Chapter 8-1: Jamie’s Tips to Getting Higher Marks on English as a Second Language Essays

Writing > Writing Essays > Higher Marks

There are some things that students can do to improve their grade that are obvious or that they've heard of before. There are other things that students may not be aware of.

Here is list of basic things that students can do to improve their grade:

  1. Write to the minimum word count. Students are taught that the more effort they put into something, the more they will be compensated for that effort. In the case of assignments, tests, and exams that take away points for every grammar mistake made, less is better. When your teacher is grading your writing assignment, they take away points for every mistake made. The more you write, the more mistakes you will make. The trick, therefore, is to write everything that you are required to cover but, at the same time, be as concise as possible.

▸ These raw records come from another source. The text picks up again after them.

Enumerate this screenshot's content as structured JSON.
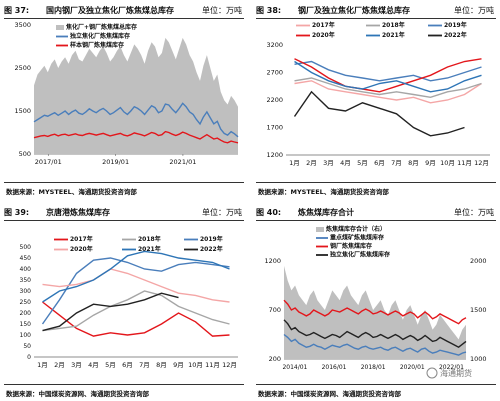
{
  "charts": [
    {
      "figure": "图 37:",
      "title": "国内钢厂及独立焦化厂炼焦煤总库存",
      "unit": "单位：万吨",
      "source": "数据来源：MYSTEEL、海通期货投资咨询部"
    },
    {
      "figure": "图 38:",
      "title": "钢厂及独立焦化厂炼焦煤总库存",
      "unit": "单位：万吨",
      "source": "数据来源：MYSTEEL、海通期货投资咨询部"
    },
    {
      "figure": "图 39:",
      "title": "京唐港炼焦煤库存",
      "unit": "单位：万吨",
      "source": "数据来源：中国煤炭资源网、海通期货投资咨询部"
    },
    {
      "figure": "图 40:",
      "title": "炼焦煤库存合计",
      "unit": "单位：万吨",
      "source": "数据来源：中国煤炭资源网、海通期货投资咨询部"
    }
  ],
  "watermark": "海通期货",
  "chart_data": [
    {
      "type": "area",
      "x_ticks": [
        "2017/01",
        "2019/01",
        "2021/01"
      ],
      "ylim": [
        500,
        3500
      ],
      "y_ticks": [
        500,
        1500,
        2500,
        3500
      ],
      "legend_placement": "top-left",
      "series": [
        {
          "name": "焦化厂+钢厂炼焦煤总库存",
          "kind": "area",
          "color": "#bfbfbf",
          "values": [
            2100,
            2350,
            2450,
            2550,
            2400,
            2600,
            2700,
            2500,
            2650,
            2750,
            2600,
            2800,
            2900,
            2700,
            2650,
            2800,
            2950,
            2850,
            2750,
            2900,
            3000,
            2850,
            2650,
            2750,
            2900,
            3000,
            2800,
            2650,
            2850,
            3050,
            2950,
            2800,
            2600,
            2900,
            3100,
            3000,
            2750,
            2850,
            3200,
            3100,
            2900,
            2700,
            2950,
            3200,
            3050,
            2800,
            2650,
            2400,
            2200,
            2550,
            2800,
            2500,
            2200,
            2350,
            1950,
            1750,
            1650,
            1850,
            1750,
            1600
          ]
        },
        {
          "name": "独立焦化厂炼焦煤库存",
          "kind": "line",
          "color": "#4a7ebb",
          "values": [
            1250,
            1300,
            1350,
            1400,
            1380,
            1420,
            1460,
            1400,
            1450,
            1500,
            1420,
            1480,
            1520,
            1450,
            1420,
            1480,
            1550,
            1500,
            1460,
            1520,
            1560,
            1500,
            1420,
            1460,
            1520,
            1580,
            1480,
            1420,
            1500,
            1600,
            1560,
            1500,
            1420,
            1520,
            1620,
            1580,
            1460,
            1500,
            1660,
            1640,
            1540,
            1460,
            1560,
            1680,
            1600,
            1480,
            1420,
            1300,
            1200,
            1360,
            1480,
            1340,
            1200,
            1260,
            1080,
            980,
            940,
            1020,
            970,
            900
          ]
        },
        {
          "name": "样本钢厂炼焦煤库存",
          "kind": "line",
          "color": "#e3161b",
          "values": [
            880,
            900,
            920,
            930,
            910,
            940,
            960,
            920,
            950,
            960,
            930,
            950,
            970,
            940,
            930,
            960,
            980,
            960,
            940,
            960,
            980,
            950,
            920,
            940,
            960,
            980,
            940,
            920,
            950,
            990,
            970,
            950,
            920,
            960,
            1000,
            980,
            930,
            950,
            1020,
            1000,
            960,
            930,
            960,
            1010,
            980,
            940,
            910,
            880,
            850,
            900,
            950,
            900,
            850,
            870,
            820,
            780,
            760,
            800,
            780,
            760
          ]
        }
      ]
    },
    {
      "type": "line",
      "categories": [
        "1月",
        "2月",
        "3月",
        "4月",
        "5月",
        "6月",
        "7月",
        "8月",
        "9月",
        "10月",
        "11月",
        "12月"
      ],
      "ylim": [
        1200,
        3200
      ],
      "y_ticks": [
        1200,
        1700,
        2200,
        2700,
        3200
      ],
      "legend_placement": "top",
      "series": [
        {
          "name": "2017年",
          "color": "#f4a6a6",
          "values": [
            2500,
            2550,
            2400,
            2350,
            2300,
            2250,
            2200,
            2250,
            2150,
            2200,
            2300,
            2500
          ]
        },
        {
          "name": "2018年",
          "color": "#a6a6a6",
          "values": [
            2550,
            2600,
            2500,
            2400,
            2350,
            2300,
            2350,
            2300,
            2250,
            2350,
            2400,
            2500
          ]
        },
        {
          "name": "2019年",
          "color": "#4a7ebb",
          "values": [
            2850,
            2900,
            2750,
            2650,
            2600,
            2550,
            2600,
            2650,
            2550,
            2600,
            2700,
            2800
          ]
        },
        {
          "name": "2020年",
          "color": "#e3161b",
          "values": [
            2950,
            2800,
            2600,
            2450,
            2400,
            2350,
            2450,
            2550,
            2650,
            2800,
            2900,
            2950
          ]
        },
        {
          "name": "2021年",
          "color": "#2e75b6",
          "values": [
            2900,
            2700,
            2550,
            2450,
            2400,
            2500,
            2550,
            2450,
            2350,
            2400,
            2550,
            2650
          ]
        },
        {
          "name": "2022年",
          "color": "#222222",
          "values": [
            1900,
            2350,
            2050,
            2000,
            2150,
            2050,
            1950,
            1700,
            1550,
            1600,
            1700,
            null
          ]
        }
      ]
    },
    {
      "type": "line",
      "categories": [
        "1月",
        "2月",
        "3月",
        "4月",
        "5月",
        "6月",
        "7月",
        "8月",
        "9月",
        "10月",
        "11月",
        "12月"
      ],
      "ylim": [
        0,
        500
      ],
      "y_ticks": [
        0,
        50,
        100,
        150,
        200,
        250,
        300,
        350,
        400,
        450,
        500
      ],
      "legend_placement": "top",
      "series": [
        {
          "name": "2017年",
          "color": "#e3161b",
          "values": [
            250,
            190,
            130,
            95,
            110,
            100,
            110,
            150,
            200,
            160,
            95,
            100
          ]
        },
        {
          "name": "2018年",
          "color": "#a6a6a6",
          "values": [
            120,
            130,
            140,
            190,
            230,
            260,
            300,
            280,
            230,
            200,
            170,
            150
          ]
        },
        {
          "name": "2019年",
          "color": "#4a7ebb",
          "values": [
            150,
            260,
            380,
            440,
            450,
            430,
            400,
            390,
            420,
            430,
            420,
            410
          ]
        },
        {
          "name": "2020年",
          "color": "#f4a6a6",
          "values": [
            330,
            320,
            330,
            350,
            400,
            380,
            350,
            320,
            290,
            280,
            260,
            250
          ]
        },
        {
          "name": "2021年",
          "color": "#2e75b6",
          "values": [
            250,
            300,
            320,
            350,
            400,
            460,
            480,
            470,
            450,
            440,
            430,
            400
          ]
        },
        {
          "name": "2022年",
          "color": "#222222",
          "values": [
            120,
            140,
            200,
            240,
            230,
            240,
            260,
            290,
            270,
            null,
            null,
            null
          ]
        }
      ]
    },
    {
      "type": "area",
      "x_ticks": [
        "2014/01",
        "2016/01",
        "2018/01",
        "2020/01",
        "2022/01"
      ],
      "ylim_left": [
        200,
        1200
      ],
      "y_ticks_left": [
        200,
        700,
        1200
      ],
      "ylim_right": [
        1000,
        2000
      ],
      "y_ticks_right": [
        1000,
        1500,
        2000
      ],
      "legend_placement": "top-left",
      "series": [
        {
          "name": "炼焦煤库存合计（右）",
          "kind": "area",
          "axis": "right",
          "color": "#bfbfbf",
          "values": [
            1950,
            1800,
            1700,
            1750,
            1650,
            1600,
            1550,
            1650,
            1700,
            1600,
            1550,
            1500,
            1600,
            1700,
            1650,
            1600,
            1700,
            1750,
            1650,
            1600,
            1550,
            1650,
            1700,
            1600,
            1500,
            1550,
            1600,
            1500,
            1450,
            1550,
            1600,
            1500,
            1400,
            1500,
            1550,
            1450,
            1350,
            1450,
            1500,
            1400,
            1300,
            1350,
            1450,
            1400,
            1350,
            1300,
            1250,
            1200,
            1300,
            1350
          ]
        },
        {
          "name": "重点煤矿炼焦煤库存",
          "kind": "line",
          "axis": "left",
          "color": "#4a7ebb",
          "values": [
            450,
            420,
            380,
            400,
            360,
            340,
            320,
            330,
            350,
            330,
            320,
            300,
            320,
            340,
            330,
            320,
            340,
            350,
            330,
            310,
            300,
            320,
            330,
            310,
            300,
            310,
            320,
            300,
            290,
            310,
            320,
            300,
            280,
            300,
            310,
            290,
            270,
            300,
            310,
            280,
            260,
            270,
            290,
            280,
            270,
            260,
            250,
            240,
            260,
            270
          ]
        },
        {
          "name": "钢厂炼焦煤库存",
          "kind": "line",
          "axis": "left",
          "color": "#e3161b",
          "values": [
            800,
            760,
            700,
            720,
            680,
            660,
            640,
            660,
            700,
            680,
            660,
            640,
            660,
            700,
            690,
            680,
            700,
            720,
            700,
            680,
            660,
            690,
            710,
            690,
            660,
            670,
            690,
            670,
            650,
            670,
            690,
            670,
            640,
            660,
            680,
            660,
            620,
            650,
            680,
            650,
            610,
            630,
            660,
            640,
            620,
            600,
            580,
            560,
            600,
            620
          ]
        },
        {
          "name": "独立焦化厂炼焦煤库存",
          "kind": "line",
          "axis": "left",
          "color": "#222222",
          "values": [
            600,
            560,
            500,
            520,
            480,
            460,
            440,
            450,
            470,
            450,
            430,
            410,
            430,
            450,
            440,
            420,
            450,
            480,
            460,
            440,
            420,
            450,
            470,
            450,
            420,
            430,
            450,
            430,
            410,
            430,
            450,
            430,
            400,
            420,
            440,
            420,
            390,
            410,
            440,
            410,
            380,
            390,
            420,
            400,
            380,
            360,
            340,
            320,
            350,
            380
          ]
        }
      ]
    }
  ]
}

  2. Use short sentences. If your sentence contains more than 14 words, you’re exponentially increasing the chance that you will make an error for every word you write beyond the 14th word.

  3. Bring a dictionary and check spelling. If you are composing your paper on a computer, paste your document on different brands of word processor; for example, Microsoft Word, Google Docs, etc. Each word processor looks for different things in its autocorrect feature. In other words, Microsoft Word will find things that Google Docs cannot find and vice-versa. There are other online tools that you can paste your document into that will verify your grammar. To learn more about these, enter the words “grammar checkers” in the search field at

  4. Follow the instructions--if you are asked to write a question in the past progressive, do it.

  5. Do not leave things until the last moment. It's a simple statistical fact that students that finish their assignments early receive higher grades. There are many explanations as to why this is true; however, they will not be covered here.

  6. If you are doing a writing assignment, do not hand-in a first draft. Proofread your work over and over again until you can no longer find any mistakes. If you need to, proofread 100 times. If you are allowed, have a friend proofread your work after you are done. Allow some time to pass between the time you write your essay and the time you proofread it: this could mean letting 15 minutes go by during an exam or letting 3 days go by for a homework assignment. You will discover more errors by revisiting your paper with a “fresh” pair of eyes. If you are stuck, involve someone else in your revision process. Ask a friend or seek help from your college’s resources (tutors, etc.).

Once you are ready to develop your essay writing skills to a more advanced stage, consider the following:

  1. “Coin” a phrase. Develop a new concept or idea that is unique and unheard of.

  2. Demonstrate knowledge of an opposing opinion. For example, you might write “While some people might argue that __________, I would point out that ___________.” Some instructors refer to this technique as a “counterargument.”

  3. Tackle the difficult side of an argument. In other words, choose the less obvious argument, the one where proof is not so readily available. This will mean more work for an author. In fact, if only a regular amount of effort is expended on such an endeavour, the student may actually end up with a lower mark than they would normally receive. Conversely, successfully arguing the more difficult side of an argument is a good way to achieving a very high grade on a paper.

  4. Go beyond standard research techniques. In other words, in addition to simply citing and quoting articles, texts and other media, perform your own research. Performing your own research won’t guarantee you an “A” paper, but it will improve your grade because of the extra effort that you’ve made. Even though you’ve made this extra effort, your research must still fully support your arguments and demonstrate your understanding of the issues that surround your chosen topic. Here are some examples of non-standard CEGEP and undergraduate research techniques:

    • Add quality photos, taken by you, as an appendix to the end of your paper. Incorporate, discuss, and refer to these photos as part of your essay.

    • Interview a noteworthy person. For example, pick up the phone and ask for an interview with a vice-president of a specific division in a company that is relevant to your argument. Quote salient pieces of the conversation that you had with this noteworthy person in your essay in order to strengthen your argument.